I love linux and all- sometimes.
Is it the swiss army knife of OS's? Sure. It *can* do almost anything.
But like that small-ass corkscrew that rarely does anything more than mangle my corks, sometimes there is a better tool for the job. HTPC? Sorry, I have to give that one to Windows, Linux just lacks the audio support in my experience. Design work? OS X takes the cake for professional work, sorry- The Gimp doesn't compete with Photoshop, and Inkscape isn't even in the same ballpark as Illustrator.
But I wouldn't dare host my site on anything else- or rely on anything else for *anything* network critical, for that matter.
Some kids grow up to be scientists, some grow up to be rock stars, some grow up to work 9-5 in an office pushing papers. Linux needs to settle on its major, and stop double or triple majoring. I think we've passed the point of everything-to-everyone operating systems (if not, I think we should), and should let each OS focus on performing its core set of features extremely well. Once that goal is reached, the focus should be on expanding around that same core.
As much as I'd love to be able to use open source software for everything, there are a LOT of barriers in place to prevent many applications from working in an OSS environment (many of them copyright holder-imposed).
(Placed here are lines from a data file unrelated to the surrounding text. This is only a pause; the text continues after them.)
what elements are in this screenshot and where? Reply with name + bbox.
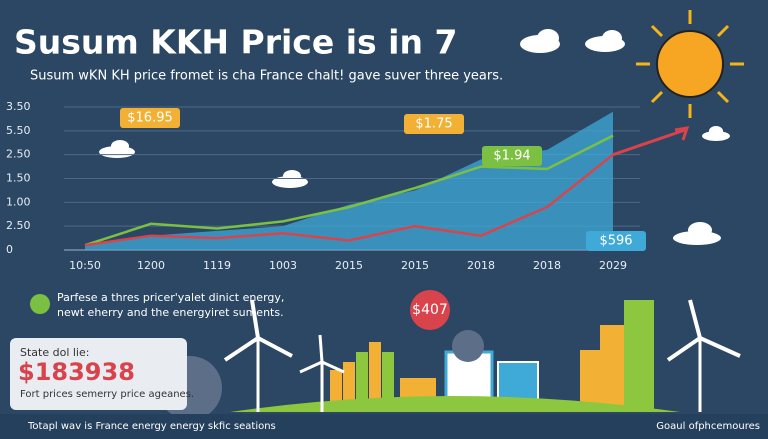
y-tick-label: 0 bbox=[6, 243, 13, 256]
badge-text: $407 bbox=[412, 302, 448, 318]
y-tick-label: 2.50 bbox=[6, 148, 31, 161]
trend-arrow bbox=[612, 126, 690, 157]
line bbox=[84, 134, 614, 247]
y-tick-label: 5.50 bbox=[6, 124, 31, 137]
info-line: Parfese a thres pricer'yalet dinict ener… bbox=[57, 291, 284, 304]
subtitle: Susum wKN KH price fromet is cha France … bbox=[30, 69, 503, 84]
x-tick-label: 1200 bbox=[137, 259, 165, 272]
x-tick-label: 2018 bbox=[533, 259, 561, 272]
x-tick-label: 1119 bbox=[203, 259, 231, 272]
x-tick-label: 2029 bbox=[599, 259, 627, 272]
card bbox=[10, 338, 187, 410]
wind-turbines bbox=[223, 299, 741, 412]
city bbox=[230, 300, 680, 412]
annotation: $1.75 bbox=[415, 117, 452, 132]
plot: 0 2.50 1.00 1.50 2.50 5.50 3.50 10:50 1200 1119 10… bbox=[6, 100, 690, 272]
area bbox=[85, 111, 613, 251]
info-line: newt eherry and the energyiret suments. bbox=[57, 306, 284, 319]
x-tick-label: 2015 bbox=[401, 259, 429, 272]
annotation-box bbox=[404, 114, 464, 134]
y-tick-label: 1.50 bbox=[6, 172, 31, 185]
card-label: State dol lie: bbox=[20, 346, 89, 359]
card-note: Fort prices semerry price ageanes. bbox=[20, 389, 194, 400]
title: Susum KKH Price is in 7 bbox=[14, 23, 457, 62]
x-tick-label: 10:50 bbox=[69, 259, 101, 272]
footer bbox=[0, 414, 768, 439]
footer-left: Totapl wav is France energy energy skfic… bbox=[27, 421, 276, 432]
sun bbox=[636, 10, 744, 118]
x-tick-label: 2018 bbox=[467, 259, 495, 272]
x-tick-label: 1003 bbox=[269, 259, 297, 272]
annotation: $1.94 bbox=[493, 149, 530, 164]
annotation-box bbox=[586, 231, 646, 251]
badge bbox=[410, 290, 450, 330]
annotation: $16.95 bbox=[127, 111, 173, 126]
footer-right: Goaul ofphcemoures bbox=[656, 421, 760, 432]
annotation-box bbox=[482, 146, 542, 166]
line bbox=[84, 153, 614, 247]
y-tick-label: 1.00 bbox=[6, 195, 31, 208]
y-tick-label: 2.50 bbox=[6, 219, 31, 232]
y-tick-label: 3.50 bbox=[6, 100, 31, 113]
card-value: $183938 bbox=[18, 358, 135, 386]
clouds bbox=[99, 29, 730, 245]
x-tick-label: 2015 bbox=[335, 259, 363, 272]
annotation: $596 bbox=[599, 234, 632, 249]
annotation-box bbox=[120, 108, 180, 128]
dollar-icon bbox=[30, 294, 50, 314]
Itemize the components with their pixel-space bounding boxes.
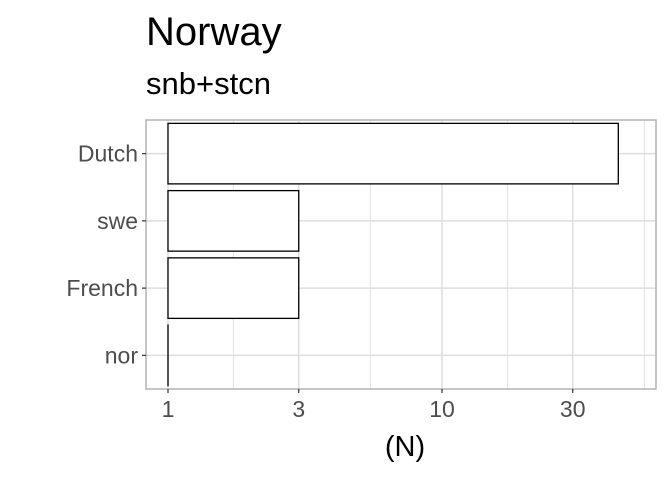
bar-dutch	[167, 122, 619, 185]
bar-swe	[167, 189, 300, 252]
chart-title: Norway	[146, 10, 282, 54]
panel-border	[145, 119, 657, 390]
x-tick-label: 1	[162, 396, 175, 422]
y-tick-label: French	[66, 275, 138, 301]
y-tick-label: swe	[97, 208, 138, 234]
y-tick-label: nor	[105, 342, 139, 368]
chart-subtitle: snb+stcn	[146, 66, 271, 101]
y-tick-label: Dutch	[78, 141, 138, 167]
x-tick-label: 3	[292, 396, 305, 422]
x-tick-label: 30	[560, 396, 586, 422]
bar-french	[167, 257, 300, 320]
x-axis-title: (N)	[385, 431, 425, 463]
x-tick-label: 10	[429, 396, 455, 422]
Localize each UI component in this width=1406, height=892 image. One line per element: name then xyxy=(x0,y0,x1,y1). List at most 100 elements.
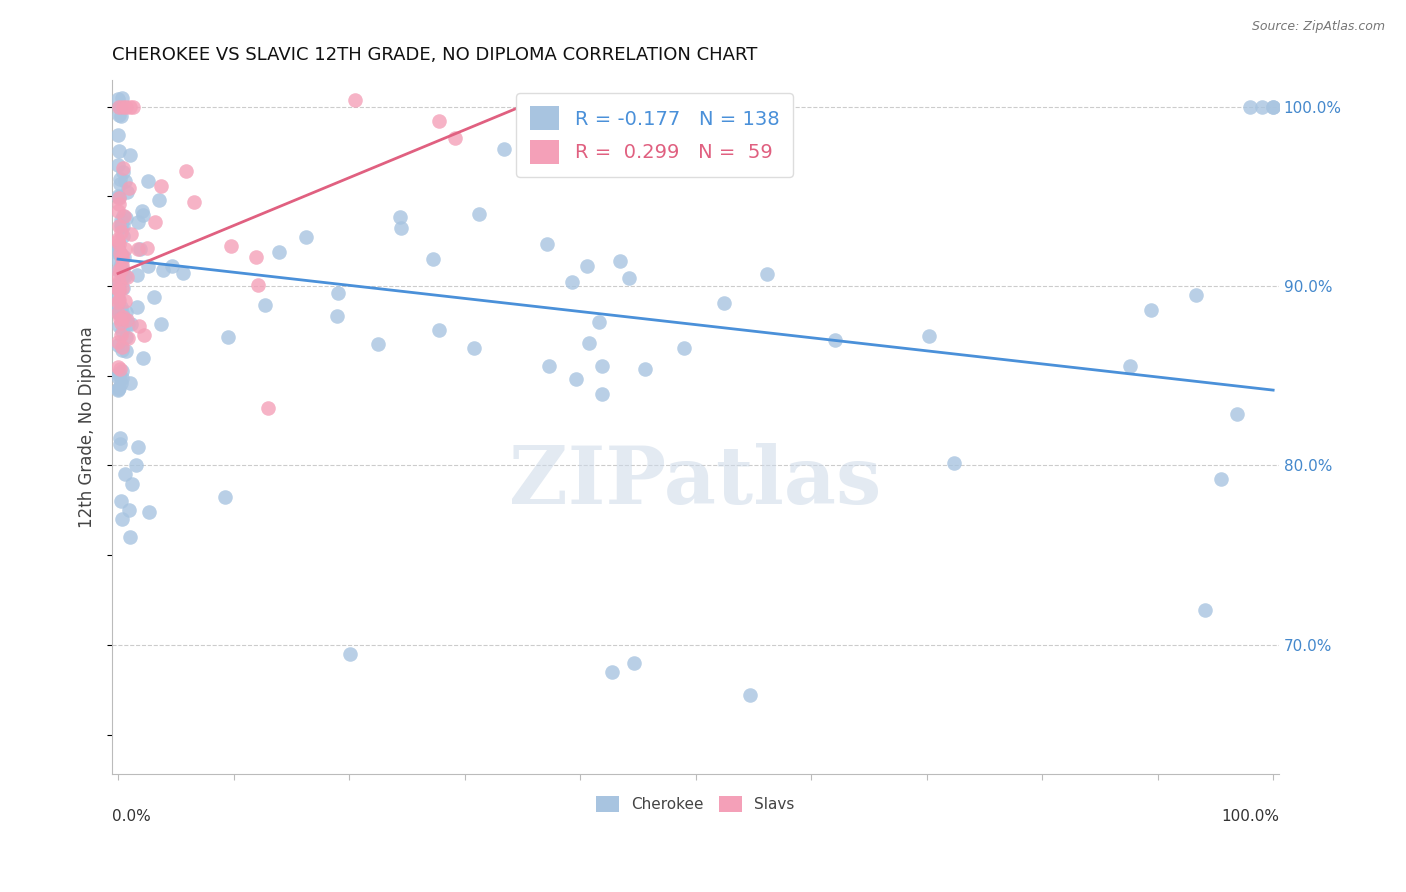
Point xyxy=(1250,99,1272,113)
Point xyxy=(110,494,132,508)
Point xyxy=(118,181,141,195)
Point xyxy=(253,298,276,312)
Point xyxy=(108,312,131,326)
Point xyxy=(257,401,280,415)
Text: CHEROKEE VS SLAVIC 12TH GRADE, NO DIPLOMA CORRELATION CHART: CHEROKEE VS SLAVIC 12TH GRADE, NO DIPLOM… xyxy=(112,46,758,64)
Point xyxy=(672,342,695,356)
Point xyxy=(115,99,138,113)
Text: 0.0%: 0.0% xyxy=(112,809,150,824)
Point xyxy=(136,174,159,188)
Point xyxy=(111,281,134,295)
Point xyxy=(107,235,129,249)
Point xyxy=(142,290,165,304)
Point xyxy=(110,213,132,227)
Point xyxy=(121,227,143,241)
Point xyxy=(111,512,134,526)
Point xyxy=(127,300,149,314)
Point xyxy=(110,316,132,330)
Point xyxy=(118,99,141,113)
Point xyxy=(389,220,412,235)
Point xyxy=(591,386,613,401)
Point xyxy=(107,253,129,268)
Point xyxy=(108,381,131,395)
Point xyxy=(942,456,965,470)
Point xyxy=(111,209,134,223)
Point xyxy=(107,368,129,382)
Point xyxy=(108,362,131,376)
Point xyxy=(111,258,134,272)
Point xyxy=(143,214,166,228)
Point xyxy=(111,161,134,175)
Point xyxy=(107,236,129,251)
Point xyxy=(339,647,361,661)
Point xyxy=(463,341,485,355)
Point xyxy=(112,310,135,325)
Point xyxy=(108,275,131,289)
Point xyxy=(114,242,136,256)
Text: Source: ZipAtlas.com: Source: ZipAtlas.com xyxy=(1251,20,1385,33)
Point xyxy=(245,250,267,264)
Point xyxy=(111,343,134,357)
Point xyxy=(1226,407,1249,421)
Point xyxy=(468,207,491,221)
Point xyxy=(115,312,138,326)
Point xyxy=(110,225,132,239)
Point xyxy=(1118,359,1140,373)
Point xyxy=(221,238,243,252)
Point xyxy=(108,219,131,233)
Point xyxy=(128,319,150,334)
Point xyxy=(108,197,131,211)
Point xyxy=(112,263,135,277)
Point xyxy=(326,309,349,323)
Point xyxy=(444,131,467,145)
Point xyxy=(128,242,150,256)
Point xyxy=(367,336,389,351)
Point xyxy=(107,263,129,277)
Point xyxy=(422,252,444,267)
Point xyxy=(131,351,153,365)
Point xyxy=(150,317,173,331)
Point xyxy=(107,295,129,310)
Point xyxy=(343,93,366,107)
Point xyxy=(121,476,143,491)
Point xyxy=(217,329,239,343)
Point xyxy=(111,371,134,385)
Point xyxy=(107,242,129,256)
Point xyxy=(124,458,146,473)
Point xyxy=(294,230,316,244)
Text: ZIPatlas: ZIPatlas xyxy=(509,443,882,522)
Point xyxy=(107,92,129,106)
Point xyxy=(578,336,600,351)
Point xyxy=(918,328,941,343)
Point xyxy=(107,282,129,296)
Point xyxy=(1263,99,1285,113)
Point xyxy=(110,262,132,277)
Point xyxy=(107,305,129,319)
Point xyxy=(122,99,145,113)
Point xyxy=(492,142,515,156)
Point xyxy=(114,305,136,319)
Point xyxy=(110,109,132,123)
Point xyxy=(107,370,129,384)
Point xyxy=(117,317,139,331)
Point xyxy=(427,114,450,128)
Point xyxy=(110,437,132,451)
Point xyxy=(148,193,170,207)
Point xyxy=(111,249,134,263)
Point xyxy=(107,246,129,260)
Point xyxy=(110,328,132,343)
Point xyxy=(713,295,735,310)
Point xyxy=(1239,99,1261,113)
Point xyxy=(107,232,129,246)
Point xyxy=(107,158,129,172)
Y-axis label: 12th Grade, No Diploma: 12th Grade, No Diploma xyxy=(79,326,96,528)
Point xyxy=(114,211,136,225)
Point xyxy=(160,260,183,274)
Point xyxy=(112,268,135,283)
Point xyxy=(114,294,136,309)
Point xyxy=(108,99,131,113)
Point xyxy=(111,280,134,294)
Point xyxy=(132,328,155,343)
Point xyxy=(107,292,129,306)
Point xyxy=(110,376,132,390)
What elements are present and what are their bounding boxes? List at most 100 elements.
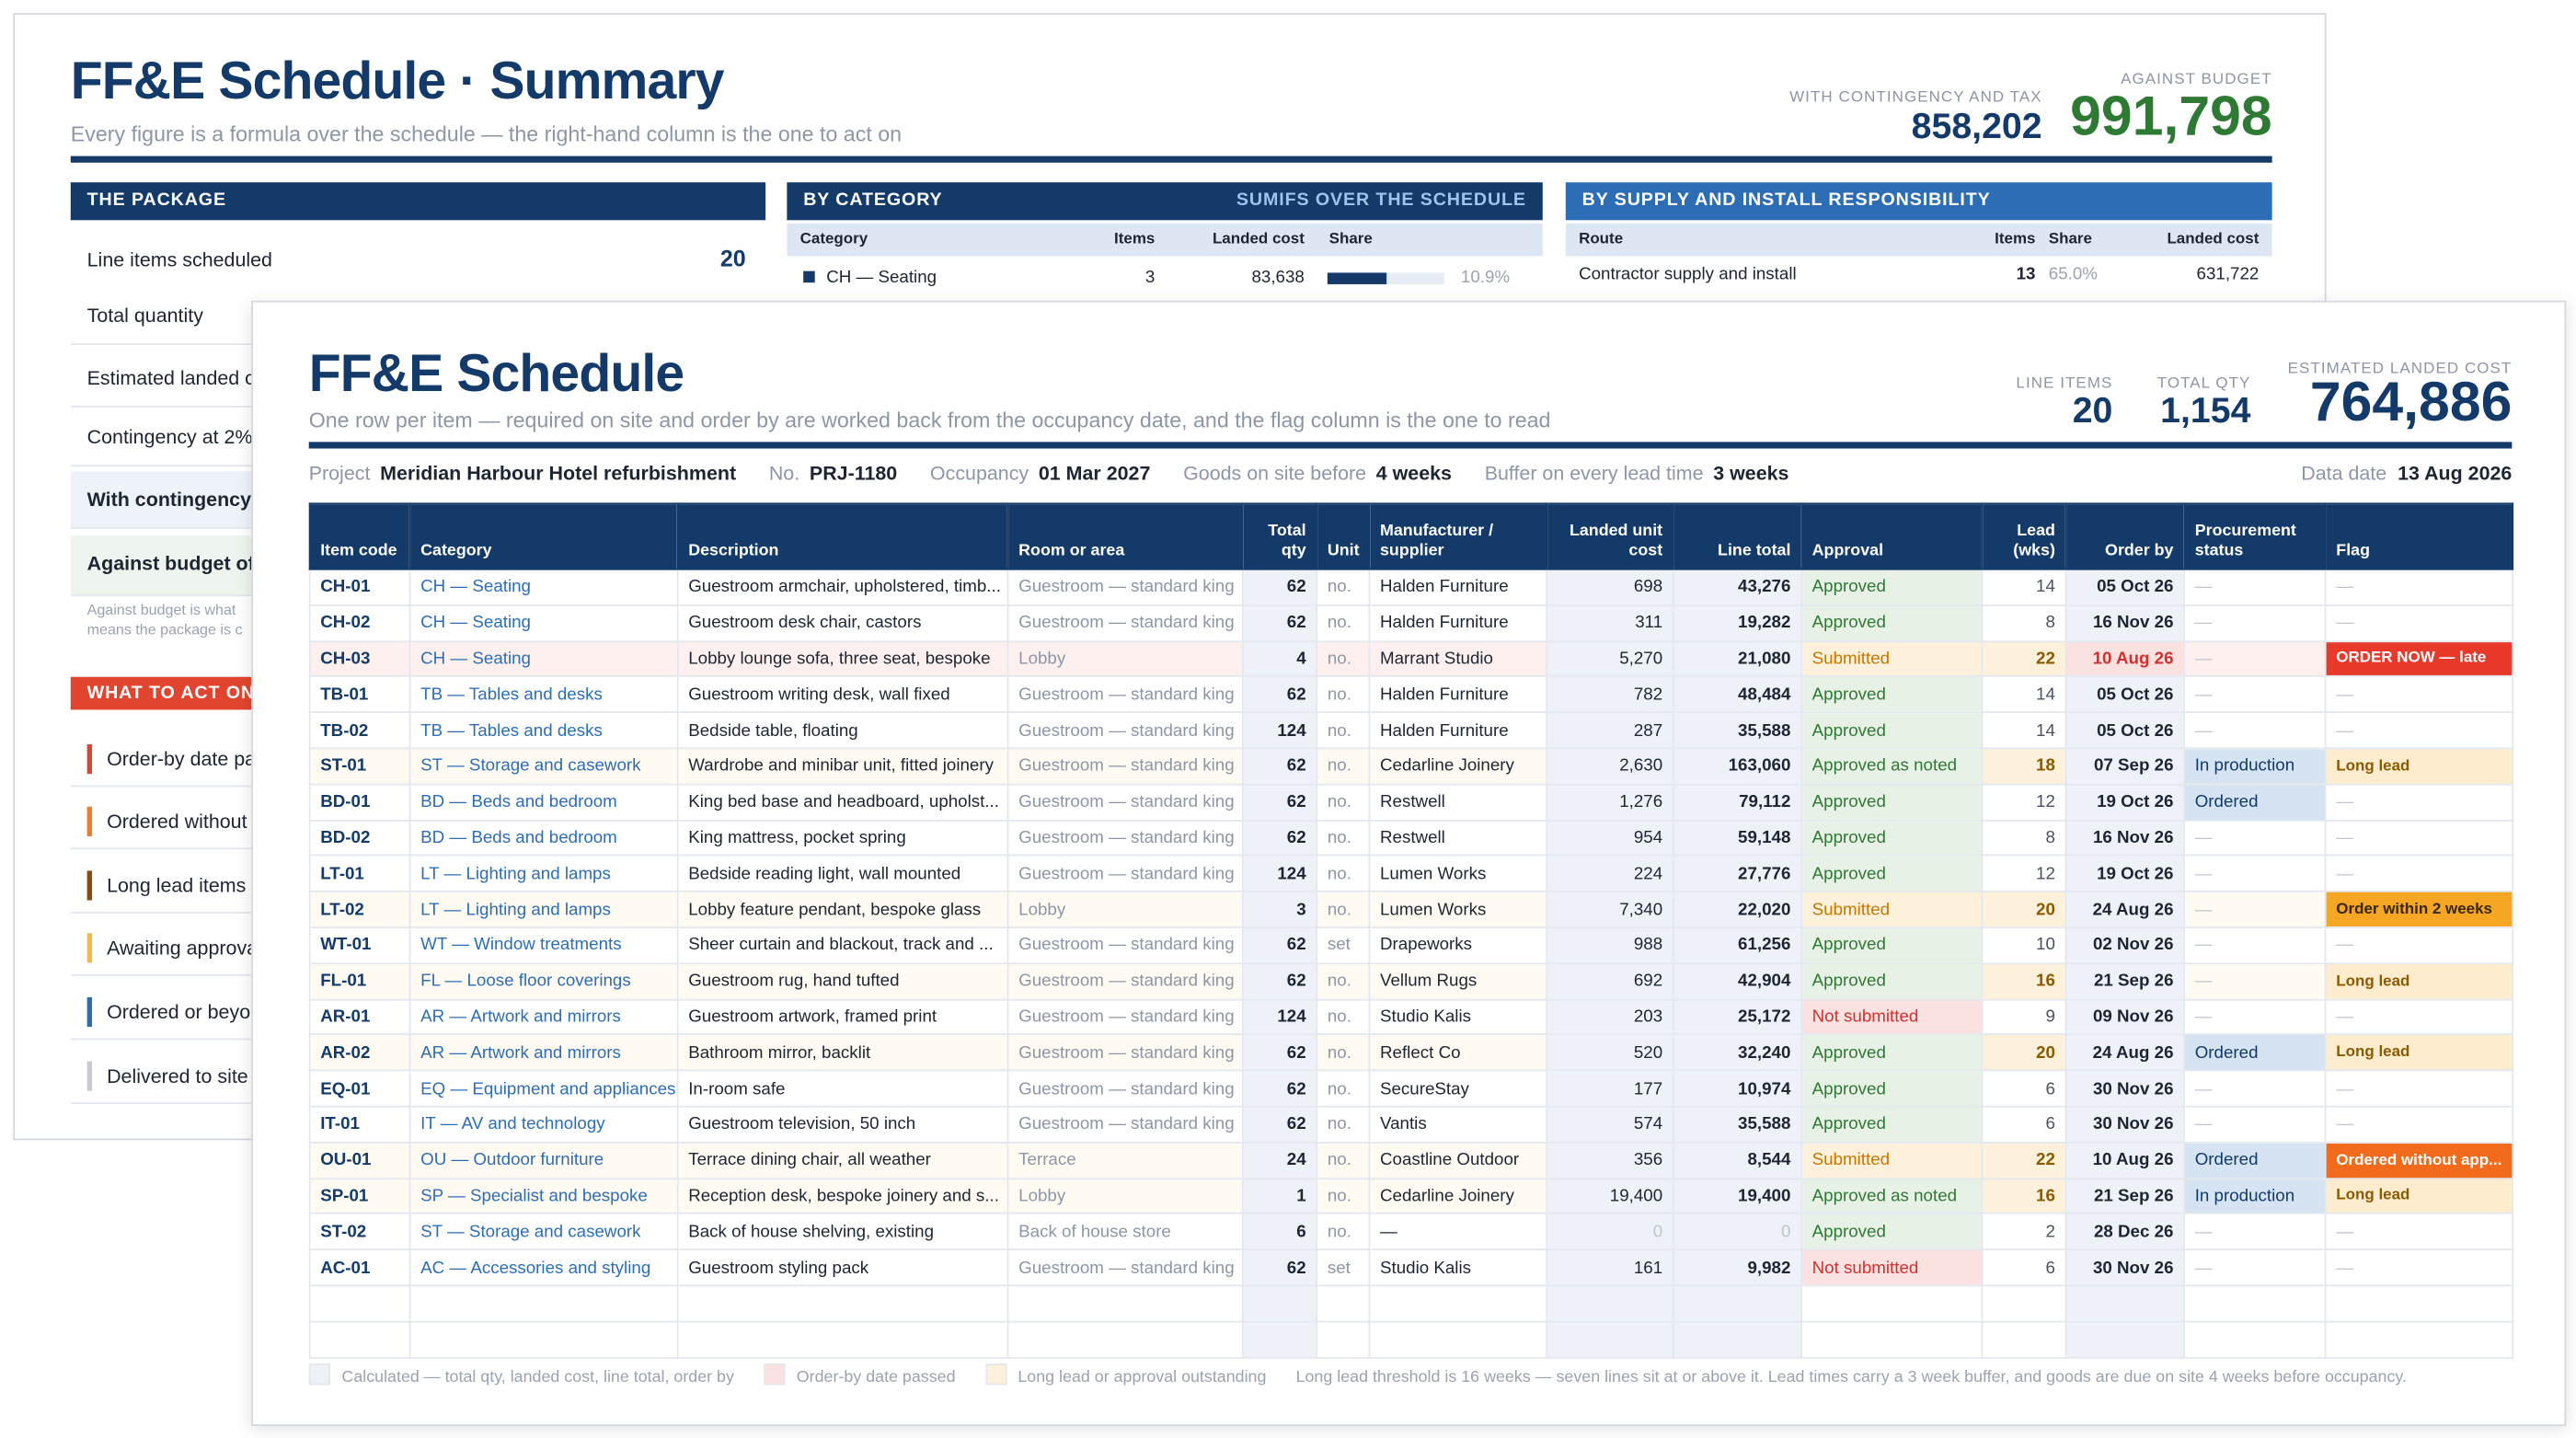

I give kudos to those with the will to continue to fight the good fight, but for me (and most of us), I just want to get stuff done. There once was a time when I had no problem hacking away just to get something to work- oftentimes spending hours upon hours to do it- but now I just need stuff to work.*
Just one Mac/Win/Linux user's opinion...
*This is actually a two-sided problem. Yeah, I just need to get stuff to work, but I've also been spoiled by the few bad apples in the otherwise amazing linux community who respond to requests for help with just enough condescension as to make me feel like I'm not part of their little club just because I'm missing something that may or may not be obvious.